3. **Rich Metadata:** Logs include PDF name, timestamp, unique interaction ID, query, and response.

**Key Additions:**
- **Interaction tracking:** Each query-response pair gets a unique ID and timestamp.
- **PDF context:** Logs which PDF was queried, helping identify document-specific patterns.

**Run the App:**
`python apps/5-vanilla-gradio-sqlite.py`


## 8. Visualizing with Datasette  

![Datasette](img/datasette.png)

To analyze logs, use **Datasette** to query and filter results. Datasette is a tool for exploring and publishing data that makes SQLite databases easy to browse and query through a web interface.

```bash
datasette data/interactions.db
```  
- This launches a web interface where you can view all logged interactions
- Filter and search queries by PDF name, timestamp, or content
- Export data for further analysis if needed


## 9. Going Multimodal (App 6)

Finally, in `6-multimodal-pdf-extraction.py`, we ditch the manual text extraction entirely.
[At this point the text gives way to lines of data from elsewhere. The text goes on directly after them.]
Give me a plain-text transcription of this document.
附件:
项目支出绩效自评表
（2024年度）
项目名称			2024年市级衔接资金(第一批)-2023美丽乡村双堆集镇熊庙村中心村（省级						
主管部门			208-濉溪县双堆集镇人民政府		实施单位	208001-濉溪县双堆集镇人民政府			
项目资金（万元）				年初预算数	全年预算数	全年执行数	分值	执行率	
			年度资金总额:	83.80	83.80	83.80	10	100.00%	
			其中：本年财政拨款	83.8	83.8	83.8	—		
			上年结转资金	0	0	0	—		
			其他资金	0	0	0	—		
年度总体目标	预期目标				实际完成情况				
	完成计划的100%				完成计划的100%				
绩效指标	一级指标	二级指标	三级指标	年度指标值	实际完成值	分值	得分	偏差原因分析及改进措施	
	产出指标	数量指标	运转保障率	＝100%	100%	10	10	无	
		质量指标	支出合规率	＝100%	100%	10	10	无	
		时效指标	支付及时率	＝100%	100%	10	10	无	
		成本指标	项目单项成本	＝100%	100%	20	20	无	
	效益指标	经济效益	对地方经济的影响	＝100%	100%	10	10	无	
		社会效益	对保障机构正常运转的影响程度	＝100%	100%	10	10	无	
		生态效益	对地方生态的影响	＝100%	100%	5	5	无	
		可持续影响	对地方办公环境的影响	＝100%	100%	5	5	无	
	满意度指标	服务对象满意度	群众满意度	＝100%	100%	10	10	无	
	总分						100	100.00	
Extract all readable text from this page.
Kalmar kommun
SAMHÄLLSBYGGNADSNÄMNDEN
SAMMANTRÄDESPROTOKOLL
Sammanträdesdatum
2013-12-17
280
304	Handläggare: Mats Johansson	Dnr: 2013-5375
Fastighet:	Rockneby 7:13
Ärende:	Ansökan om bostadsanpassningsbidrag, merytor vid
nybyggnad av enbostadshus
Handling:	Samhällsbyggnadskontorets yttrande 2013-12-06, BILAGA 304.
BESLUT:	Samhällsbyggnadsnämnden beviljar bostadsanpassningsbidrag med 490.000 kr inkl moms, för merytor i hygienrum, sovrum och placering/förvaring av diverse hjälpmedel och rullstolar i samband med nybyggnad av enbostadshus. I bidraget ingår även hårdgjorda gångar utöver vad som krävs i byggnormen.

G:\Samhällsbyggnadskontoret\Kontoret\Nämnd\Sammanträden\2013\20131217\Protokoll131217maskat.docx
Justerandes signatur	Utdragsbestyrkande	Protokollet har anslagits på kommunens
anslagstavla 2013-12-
**The Old Way (Apps 2-5):**
`PDF -> Python Library (PyMuPDF) -> Text -> LLM`
*Problem: We lose charts, images, and layout information.*

**The New Way (App 6):**
`PDF -> LLM (Gemini 2.5)`
*Gemini is **multimodal**, meaning it can "see" the PDF file directly, including images, charts, and layouts, without us needing to turn it into text first.*

**Run the App:**
```bash
python apps/6-multimodal-pdf-extraction.py
```

## 10. Key Takeaways  

- **Beyond the Magic Box:** We started with LlamaIndex ("Proof-of-Concept Purgatory") but then peeled back the layers to see exactly how prompts are constructed.
- **Vanilla Control:** We learned that manual implementation (Vanilla Python) gives us determinism and makes debugging easier compared to black-box abstractions.
- **Observability:** We built a logging system with SQLite and Datasette to see exactly what users are asking and what the model is returning.
- **Multimodal capabilities:** We saw how modern models (like Gemini 1.5/2.5) can natively read PDFs, preserving context like charts and images that simple text extractors miss.